L'Accademia Filarmonica Romana ha presentato una serata di indubbio interesse in cui sono andati in scena, con la cura di Marco Zannoni, “Partita a pugni” e “Frecciarotta”.
L'Accademia Filarmonica Romana ha presentato una serata di indubbio interesse in cui sono andati in scena, con la cura di Marco Zannoni, “Partita a pugni” e “Frecciarotta”.
Anni ’50, palestra di periferia, magari con l’insegna “AUDACE” o “FORZA E CORAGGIO”, pubblico scalmanato , un ring approssimativo, un arbitro con una improbabile cravatta a farfalla e i due contendenti, Er Palletta ed il suo rognoso avversario Cannavota. Questo è l’ambiente dell’opera “Partita a pugni”, fatica di Vieri Tosatti del 1953. Il pubblico (coro) si esibisce in tutte le possibili declinazioni degli insulti borgatari, perfettamente intellegibili, in un crescendo di pathos determinato dai rovesciamenti di fronte del match. L’arbitro cerca, senza troppa convinzione, di imporre la sua autorità , ma è sopraffatto dalla violenza verbale degli astanti, che tra lazzi , frizzi e urla restano i padroni della situazione.
Vieri Tosatti (1920 – 1999) con questo lavoro certamente neo-realista, data anche l’epoca, ci dà un quadretto della vita di città con musica di grande scuola , adeguatamente torrenziale. I colori, i ritmi, le dissonanze integrano perfettamente l’azione delle voci, sembra di partecipare ad un sabba di periferia, sarcastico ed innocuo, dove la violenza è solo nelle parole. La felice scelta dell’Accademia Filarmonica Romana ha piacevolmente sorpreso il pubblico consueto della stagione musicale che ha apprezzato con grande divertimento la proposta ed ha riscoperto un grande della musica romana ingiustamente trascurato.

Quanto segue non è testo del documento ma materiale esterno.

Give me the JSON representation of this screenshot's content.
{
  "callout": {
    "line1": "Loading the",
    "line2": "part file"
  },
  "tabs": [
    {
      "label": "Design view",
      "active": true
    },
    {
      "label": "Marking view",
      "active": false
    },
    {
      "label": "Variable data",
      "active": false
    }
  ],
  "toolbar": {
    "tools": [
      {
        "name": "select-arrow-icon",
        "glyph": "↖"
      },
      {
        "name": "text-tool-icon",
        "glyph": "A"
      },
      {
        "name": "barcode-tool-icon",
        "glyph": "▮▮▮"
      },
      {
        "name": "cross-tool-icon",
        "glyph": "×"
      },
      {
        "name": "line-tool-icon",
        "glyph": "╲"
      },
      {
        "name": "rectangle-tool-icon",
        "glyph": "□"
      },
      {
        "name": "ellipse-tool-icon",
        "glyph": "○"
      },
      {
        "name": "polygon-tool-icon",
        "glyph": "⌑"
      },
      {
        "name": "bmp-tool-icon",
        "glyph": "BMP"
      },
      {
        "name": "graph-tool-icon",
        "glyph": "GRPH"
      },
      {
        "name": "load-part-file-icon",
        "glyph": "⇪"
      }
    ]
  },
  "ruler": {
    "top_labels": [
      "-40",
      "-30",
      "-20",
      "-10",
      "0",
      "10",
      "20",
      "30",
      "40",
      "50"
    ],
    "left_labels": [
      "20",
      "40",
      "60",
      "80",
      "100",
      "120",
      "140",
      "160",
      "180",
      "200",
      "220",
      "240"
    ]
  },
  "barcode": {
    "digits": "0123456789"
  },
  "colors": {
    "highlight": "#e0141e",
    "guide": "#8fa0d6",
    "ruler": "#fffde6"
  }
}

La seconda parte della serata, perfettamente in linea con la prima, è stata dedicata ad un’opera satirica del giovane Riccardo Panfili che con grande senso dell’attualità ci propone una metafora della situazione nazionale. Il titolo è “Frecciarotta”, il riferimento non è troppo nascosto. Già dalla dedica affettuosa a Franco Lechner, indimenticato Bombolo di tanti B-movies, si capisce quale sarà il linguaggio adottato. La storia è questa: il Presidente delle ferrovie di Trenilandia, ovviamente disastrate, vuole vendere i propri impianti ad una azienda russa, ormai decisamente inserita nel sistema capitalistico e cerca in tutti i modi di convincere la Presidente della società Rusky Deraja della bontà dell’affare. Il coro rappresenta il pubblico dei viaggiatori ed è facilmente immaginabile il florilegio di epiteti nei diversi dialetti nazionali che contrappuntano i disastrati viaggi ferroviari. Un bonario e rassegnato capotreno partecipa agli eventi senza illusioni per il futuro. La musica di Riccardo Panfili, talvolta costituita da vere e proprie onomatopee, descrive can la giusta ironia le situazioni; il canto, ricco di colori, è riservato al coro, i protagonisti si dedicano quasi esclusivamente ad un efficace declamato. L’orchestra, con la giusta dose di clangori, sottolinea l’azione con efficacia.
Applausi affettuosi del pubblico sorpreso e divertito, a Riccardo Panfili presente in sala, all’Orchestra Sinfonica Abbruzese diretta da Marcello Bufalini, al Coro Zaccaria da Teramo diretto con grade efficacia da Paolo Speca ed ai solisti tra cui spicca la voce di cristallo di Daniela Mazzuccato.